Of 260 patients enrolled, 25 patients (9.6%) were associated with acquired von Willebrand syndrome (AvWS). We studied 25 patients with AvWS, retrospectively. AvWS was diagnosed by reduced levels of von Willebrand factor (vWF) (decrease of von Willebrand factor antigen [vWF:Ag] and von Willebrand ristocetin cofactor [vWF:RCoF]), a decrease of ristocetin-induced platelet agglutination (RIPA), sometimes decreased high-molecular-weight multimers, and prolonged bleeding time with neither prior nor family histories of bleeding problems and the evidence of normal vWF:RCoF in their families. The inhibitor of vWF was determined by mixing patient plasma with pooled normal plasma. Eight patients in this study had the inhibitors to vWF that were of the IgG class; the subclasses were IgG1 (7 cases) and IgG2 (1 case). Multimeric analysis of vWF showed selective loss of large multimers in most patients with AvWS similar to that of congenital type-2 von Willebrand disease (vWD). All inhibitors blocked ristocetin-mediated vWF binding to platelets. Five out of 6 IgGs evaluated here recognized the 39/34-kD fragment (residues 480/481-718) and Fragment III (residues 1-1365) that implied binding domain of glycoprotein Ib (GPIb), whereas 1 recognized Fragment I (residues 911-1365). A close relationship was found between the presence of the inhibitor and bleeding tendency. Of the 7 patients with inhibitors, 6 patients (86%) had a bleeding tendency, as well as 1 of the 15 patients without inhibitors (6%). The efficacy of treatment of underlying diseases and/or therapy with deamino D-arginine vasopressin (DDAVP) for the treatment of AvWS also depends on the presence of an inhibitor. Four of 8 patients with inhibitors (50%) had poor response to treatment of the underlying disease and/or therapy with DDAVP, as well as 1 of the 16 patients without inhibitors (6%). These results indicate that patients with AvWS developing inhibitors to vWF are likely to have bleeding problems and might be resistant to treatment of underlying diseases and/or therapy with DDAVP for bleeding to AvWS. We also showed evidence that intravenous immunoglobulin therapy (0.3 g/kg, 3 days) was effective to correct a hemostatic defect and manage severe bleeding in a patient with AvWS developing inhibitors. We might consider an additional treatment including expensive high-dose immunoglobulin therapy when uncontrollable bleeding is continued after the treatment of the underlying diseases and/or therapy with DDAVP.

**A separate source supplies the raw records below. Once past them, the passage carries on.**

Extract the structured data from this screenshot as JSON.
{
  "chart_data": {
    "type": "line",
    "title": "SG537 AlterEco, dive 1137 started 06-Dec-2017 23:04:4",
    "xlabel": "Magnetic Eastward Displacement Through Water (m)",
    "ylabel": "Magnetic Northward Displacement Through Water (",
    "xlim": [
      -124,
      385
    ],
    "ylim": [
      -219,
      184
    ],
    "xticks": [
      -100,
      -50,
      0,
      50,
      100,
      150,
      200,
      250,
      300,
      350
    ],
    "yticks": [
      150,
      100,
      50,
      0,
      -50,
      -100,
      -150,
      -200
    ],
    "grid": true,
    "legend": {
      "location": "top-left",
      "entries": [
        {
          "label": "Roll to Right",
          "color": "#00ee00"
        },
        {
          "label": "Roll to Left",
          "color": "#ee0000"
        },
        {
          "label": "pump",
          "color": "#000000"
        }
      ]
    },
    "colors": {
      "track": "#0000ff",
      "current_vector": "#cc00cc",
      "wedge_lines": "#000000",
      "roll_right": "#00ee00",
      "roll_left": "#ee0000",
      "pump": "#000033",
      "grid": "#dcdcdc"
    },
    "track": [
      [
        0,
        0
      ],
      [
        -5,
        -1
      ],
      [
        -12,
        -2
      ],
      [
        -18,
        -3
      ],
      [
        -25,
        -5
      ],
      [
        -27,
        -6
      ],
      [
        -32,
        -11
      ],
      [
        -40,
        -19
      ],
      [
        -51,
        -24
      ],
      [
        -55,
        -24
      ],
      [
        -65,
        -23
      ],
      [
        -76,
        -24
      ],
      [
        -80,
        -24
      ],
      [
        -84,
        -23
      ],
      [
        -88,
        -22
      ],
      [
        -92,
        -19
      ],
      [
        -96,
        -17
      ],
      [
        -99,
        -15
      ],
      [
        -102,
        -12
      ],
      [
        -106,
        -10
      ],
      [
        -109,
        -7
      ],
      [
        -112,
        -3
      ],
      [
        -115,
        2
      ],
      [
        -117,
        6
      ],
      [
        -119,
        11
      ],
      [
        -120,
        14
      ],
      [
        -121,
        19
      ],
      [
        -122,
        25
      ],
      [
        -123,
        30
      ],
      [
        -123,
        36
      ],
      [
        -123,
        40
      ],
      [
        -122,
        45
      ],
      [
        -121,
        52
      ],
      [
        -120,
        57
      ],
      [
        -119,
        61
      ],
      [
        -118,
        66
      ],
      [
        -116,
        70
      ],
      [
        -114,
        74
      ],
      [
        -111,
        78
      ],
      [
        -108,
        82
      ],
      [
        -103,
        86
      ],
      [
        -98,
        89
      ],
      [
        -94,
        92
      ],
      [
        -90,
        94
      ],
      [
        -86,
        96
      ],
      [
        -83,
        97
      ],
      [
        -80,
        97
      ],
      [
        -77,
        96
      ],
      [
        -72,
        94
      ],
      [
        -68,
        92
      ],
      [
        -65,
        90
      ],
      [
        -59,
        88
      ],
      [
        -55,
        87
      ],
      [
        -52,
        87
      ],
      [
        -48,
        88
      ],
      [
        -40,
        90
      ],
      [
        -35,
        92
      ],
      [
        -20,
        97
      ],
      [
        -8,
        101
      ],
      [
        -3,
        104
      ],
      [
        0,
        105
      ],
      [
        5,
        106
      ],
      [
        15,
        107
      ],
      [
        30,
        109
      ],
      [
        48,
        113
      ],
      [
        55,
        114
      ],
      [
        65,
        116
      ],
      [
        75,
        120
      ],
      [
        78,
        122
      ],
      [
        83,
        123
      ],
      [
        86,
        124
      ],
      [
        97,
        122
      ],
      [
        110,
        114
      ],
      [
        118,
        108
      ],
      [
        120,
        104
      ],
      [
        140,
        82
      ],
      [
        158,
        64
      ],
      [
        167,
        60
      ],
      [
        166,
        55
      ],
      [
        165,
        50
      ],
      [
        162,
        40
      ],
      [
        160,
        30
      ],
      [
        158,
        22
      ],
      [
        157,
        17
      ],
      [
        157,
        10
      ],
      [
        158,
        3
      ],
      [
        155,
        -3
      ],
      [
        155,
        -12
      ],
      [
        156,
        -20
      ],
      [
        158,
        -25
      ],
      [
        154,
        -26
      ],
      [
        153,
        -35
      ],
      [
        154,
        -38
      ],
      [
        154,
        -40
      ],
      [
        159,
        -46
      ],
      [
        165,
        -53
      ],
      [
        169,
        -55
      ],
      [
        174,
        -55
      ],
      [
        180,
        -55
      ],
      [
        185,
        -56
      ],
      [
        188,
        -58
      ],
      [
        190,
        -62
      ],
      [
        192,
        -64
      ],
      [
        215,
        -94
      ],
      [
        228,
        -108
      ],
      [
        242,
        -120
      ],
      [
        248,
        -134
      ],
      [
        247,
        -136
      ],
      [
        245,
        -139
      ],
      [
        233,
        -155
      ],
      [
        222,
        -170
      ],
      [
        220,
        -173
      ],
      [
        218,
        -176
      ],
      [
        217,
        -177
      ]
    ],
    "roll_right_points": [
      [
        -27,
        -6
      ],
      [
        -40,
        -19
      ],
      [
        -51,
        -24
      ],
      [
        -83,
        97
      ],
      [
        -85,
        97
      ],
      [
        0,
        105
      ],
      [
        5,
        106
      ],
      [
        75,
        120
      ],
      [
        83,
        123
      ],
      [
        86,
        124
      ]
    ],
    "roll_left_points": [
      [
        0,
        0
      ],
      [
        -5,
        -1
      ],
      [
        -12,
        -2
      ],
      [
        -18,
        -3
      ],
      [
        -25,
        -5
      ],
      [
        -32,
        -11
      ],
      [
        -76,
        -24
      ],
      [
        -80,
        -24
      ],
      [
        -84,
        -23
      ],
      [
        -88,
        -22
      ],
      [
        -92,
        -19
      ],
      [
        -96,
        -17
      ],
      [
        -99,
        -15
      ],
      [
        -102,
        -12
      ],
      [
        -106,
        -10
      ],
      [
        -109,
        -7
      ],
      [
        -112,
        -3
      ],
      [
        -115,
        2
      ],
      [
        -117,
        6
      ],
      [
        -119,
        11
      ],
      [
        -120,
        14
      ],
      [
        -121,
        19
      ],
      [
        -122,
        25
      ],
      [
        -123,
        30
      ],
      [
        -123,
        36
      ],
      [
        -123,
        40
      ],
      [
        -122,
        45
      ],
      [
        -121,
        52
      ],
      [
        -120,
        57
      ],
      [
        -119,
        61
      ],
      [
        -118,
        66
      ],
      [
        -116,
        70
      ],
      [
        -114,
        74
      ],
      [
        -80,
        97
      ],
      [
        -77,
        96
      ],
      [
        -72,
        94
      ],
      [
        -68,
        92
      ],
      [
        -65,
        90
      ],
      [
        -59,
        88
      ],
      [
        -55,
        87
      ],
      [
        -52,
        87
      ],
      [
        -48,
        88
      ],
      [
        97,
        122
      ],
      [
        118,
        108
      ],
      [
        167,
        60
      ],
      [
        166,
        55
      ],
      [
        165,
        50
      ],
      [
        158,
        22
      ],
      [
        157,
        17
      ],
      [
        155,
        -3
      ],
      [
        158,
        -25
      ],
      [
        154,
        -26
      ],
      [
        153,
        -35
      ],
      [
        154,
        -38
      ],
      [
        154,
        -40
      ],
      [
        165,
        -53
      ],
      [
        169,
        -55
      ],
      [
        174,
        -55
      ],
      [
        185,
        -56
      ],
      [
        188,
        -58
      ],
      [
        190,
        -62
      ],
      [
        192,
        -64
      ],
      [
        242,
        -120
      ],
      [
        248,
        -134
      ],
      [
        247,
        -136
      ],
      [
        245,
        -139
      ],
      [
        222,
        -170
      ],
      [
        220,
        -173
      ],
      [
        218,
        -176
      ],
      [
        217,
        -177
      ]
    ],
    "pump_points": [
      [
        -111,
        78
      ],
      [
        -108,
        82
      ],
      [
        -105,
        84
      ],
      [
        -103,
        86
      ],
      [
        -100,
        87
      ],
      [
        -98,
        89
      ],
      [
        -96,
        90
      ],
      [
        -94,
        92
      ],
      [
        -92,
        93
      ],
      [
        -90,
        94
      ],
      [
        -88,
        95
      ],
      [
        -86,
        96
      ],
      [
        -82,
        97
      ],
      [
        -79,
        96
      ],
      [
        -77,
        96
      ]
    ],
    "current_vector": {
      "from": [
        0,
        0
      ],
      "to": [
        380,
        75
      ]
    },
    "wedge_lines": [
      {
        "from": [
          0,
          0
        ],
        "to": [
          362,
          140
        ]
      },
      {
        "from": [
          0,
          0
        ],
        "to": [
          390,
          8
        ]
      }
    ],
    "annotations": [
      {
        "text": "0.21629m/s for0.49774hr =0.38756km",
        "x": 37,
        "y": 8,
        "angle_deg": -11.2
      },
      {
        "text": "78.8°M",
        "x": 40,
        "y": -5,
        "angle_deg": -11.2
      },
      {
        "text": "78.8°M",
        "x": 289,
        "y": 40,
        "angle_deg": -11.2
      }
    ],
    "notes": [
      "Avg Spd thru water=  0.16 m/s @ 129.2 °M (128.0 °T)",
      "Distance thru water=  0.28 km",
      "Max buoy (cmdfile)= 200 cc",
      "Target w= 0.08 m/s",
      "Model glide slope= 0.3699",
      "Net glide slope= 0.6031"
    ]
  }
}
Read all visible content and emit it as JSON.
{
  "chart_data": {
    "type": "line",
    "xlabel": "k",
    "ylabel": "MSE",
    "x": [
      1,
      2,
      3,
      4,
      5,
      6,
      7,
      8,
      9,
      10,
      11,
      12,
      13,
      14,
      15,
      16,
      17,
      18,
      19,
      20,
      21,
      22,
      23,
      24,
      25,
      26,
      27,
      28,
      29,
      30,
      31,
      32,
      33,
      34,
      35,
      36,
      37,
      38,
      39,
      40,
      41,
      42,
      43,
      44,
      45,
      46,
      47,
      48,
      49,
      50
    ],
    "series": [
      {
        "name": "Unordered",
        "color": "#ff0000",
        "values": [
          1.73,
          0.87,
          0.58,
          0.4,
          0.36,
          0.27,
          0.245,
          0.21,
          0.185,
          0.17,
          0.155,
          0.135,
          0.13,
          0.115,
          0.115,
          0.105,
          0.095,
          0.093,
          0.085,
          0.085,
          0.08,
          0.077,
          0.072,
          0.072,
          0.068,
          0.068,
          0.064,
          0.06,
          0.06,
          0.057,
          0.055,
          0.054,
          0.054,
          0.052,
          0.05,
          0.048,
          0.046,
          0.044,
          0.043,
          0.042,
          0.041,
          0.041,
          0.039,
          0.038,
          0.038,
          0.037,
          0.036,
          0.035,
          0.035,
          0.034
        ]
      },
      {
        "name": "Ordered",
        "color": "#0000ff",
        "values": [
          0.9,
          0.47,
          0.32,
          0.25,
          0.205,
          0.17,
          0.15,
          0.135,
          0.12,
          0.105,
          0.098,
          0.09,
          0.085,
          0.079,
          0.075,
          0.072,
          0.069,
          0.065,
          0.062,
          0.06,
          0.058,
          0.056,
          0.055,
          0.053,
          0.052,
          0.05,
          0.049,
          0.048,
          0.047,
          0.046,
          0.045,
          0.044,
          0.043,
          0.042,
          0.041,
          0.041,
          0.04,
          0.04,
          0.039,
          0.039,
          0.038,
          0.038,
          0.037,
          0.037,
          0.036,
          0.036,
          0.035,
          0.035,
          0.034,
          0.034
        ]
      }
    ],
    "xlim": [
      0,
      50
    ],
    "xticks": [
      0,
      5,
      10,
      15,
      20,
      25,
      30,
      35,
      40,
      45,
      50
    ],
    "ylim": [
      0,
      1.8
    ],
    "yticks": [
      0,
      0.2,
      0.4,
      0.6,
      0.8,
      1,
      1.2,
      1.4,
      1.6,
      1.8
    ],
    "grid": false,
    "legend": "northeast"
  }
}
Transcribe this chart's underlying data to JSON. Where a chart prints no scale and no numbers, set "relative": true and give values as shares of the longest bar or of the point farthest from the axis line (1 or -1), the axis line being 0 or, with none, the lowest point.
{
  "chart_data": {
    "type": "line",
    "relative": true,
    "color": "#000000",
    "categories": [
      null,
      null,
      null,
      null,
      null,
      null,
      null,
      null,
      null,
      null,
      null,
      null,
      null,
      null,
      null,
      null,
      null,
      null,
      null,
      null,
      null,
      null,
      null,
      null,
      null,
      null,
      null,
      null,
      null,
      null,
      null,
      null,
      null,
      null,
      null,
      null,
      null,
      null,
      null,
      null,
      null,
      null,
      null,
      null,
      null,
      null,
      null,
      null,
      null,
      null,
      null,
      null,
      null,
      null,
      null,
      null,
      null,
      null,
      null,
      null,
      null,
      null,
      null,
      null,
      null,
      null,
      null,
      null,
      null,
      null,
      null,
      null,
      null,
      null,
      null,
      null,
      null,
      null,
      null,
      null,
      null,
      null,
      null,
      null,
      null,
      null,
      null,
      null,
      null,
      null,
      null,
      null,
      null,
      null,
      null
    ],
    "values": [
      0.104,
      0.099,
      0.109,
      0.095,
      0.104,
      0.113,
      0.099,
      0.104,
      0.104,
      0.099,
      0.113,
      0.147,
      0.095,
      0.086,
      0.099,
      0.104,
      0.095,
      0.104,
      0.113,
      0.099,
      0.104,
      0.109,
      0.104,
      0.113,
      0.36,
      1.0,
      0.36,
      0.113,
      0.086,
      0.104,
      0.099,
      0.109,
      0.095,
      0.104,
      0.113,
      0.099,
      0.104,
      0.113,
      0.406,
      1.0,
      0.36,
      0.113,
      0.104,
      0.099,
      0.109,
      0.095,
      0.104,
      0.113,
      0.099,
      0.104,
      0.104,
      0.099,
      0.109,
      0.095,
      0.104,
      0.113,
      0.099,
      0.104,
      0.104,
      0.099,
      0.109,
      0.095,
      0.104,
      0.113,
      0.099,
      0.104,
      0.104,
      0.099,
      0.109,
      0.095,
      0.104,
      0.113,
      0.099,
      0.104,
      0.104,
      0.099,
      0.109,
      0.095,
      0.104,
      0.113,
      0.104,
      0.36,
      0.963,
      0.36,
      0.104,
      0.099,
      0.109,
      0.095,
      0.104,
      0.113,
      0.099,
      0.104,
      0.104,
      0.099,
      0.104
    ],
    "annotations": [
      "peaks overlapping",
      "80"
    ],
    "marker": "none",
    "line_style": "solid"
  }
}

在纳入研究的260例患者中,25例(9.6%)患有获得性血管性血友病综合征(AvWS)。我们对25例AvWS患者进行了回顾性研究。AvWS的诊断依据为血管性血友病因子(vWF)水平降低(血管性血友病因子抗原[vWF:Ag]和血管性血友病因子瑞斯托霉素辅因子[vWF:RCoF]降低)、瑞斯托霉素诱导的血小板凝集(RIPA)降低、有时高分子量多聚体减少、出血时间延长,且患者既往无出血问题家族史,其家族中vWF:RCoF正常。通过将患者血浆与混合的正常血浆混合来测定vWF抑制剂。本研究中有8例患者存在IgG类vWF抑制剂;亚类为IgG1(7例)和IgG2(1例)。vWF的多聚体分析显示,大多数AvWS患者的大分子量多聚体选择性丢失,类似于先天性2型血管性血友病(vWD)。所有抑制剂均阻断瑞斯托霉素介导的vWF与血小板的结合。在此评估的6种IgG中,有5种识别39/34-kD片段(残基480/481 - 718)和片段III(残基1 - 1365),这意味着其与糖蛋白Ib(GPIb)的结合域,而1种识别片段I(残基911 - 1365)。发现抑制剂的存在与出血倾向之间存在密切关系。在7例有抑制剂的患者中,6例(86%)有出血倾向,在15例无抑制剂的患者中有1例(6%)有出血倾向。治疗基础疾病和/或使用去氨加压素(DDAVP)治疗AvWS的疗效也取决于抑制剂的存在。8例有抑制剂的患者中有4例(50%)对基础疾病治疗和/或DDAVP治疗反应不佳,16例无抑制剂的患者中有1例(6%)反应不佳。这些结果表明,AvWS患者出现vWF抑制剂可能有出血问题,并且可能对基础疾病治疗和/或DDAVP治疗AvWS出血有抵抗性。我们还证明,静脉注射免疫球蛋白治疗(0.3 g/kg,3天)对于纠正一名出现抑制剂的AvWS患者的止血缺陷和处理严重出血有效。当基础疾病治疗和/或DDAVP治疗后仍持续出现无法控制的出血时,我们可能会考虑包括昂贵的高剂量免疫球蛋白治疗在内的额外治疗。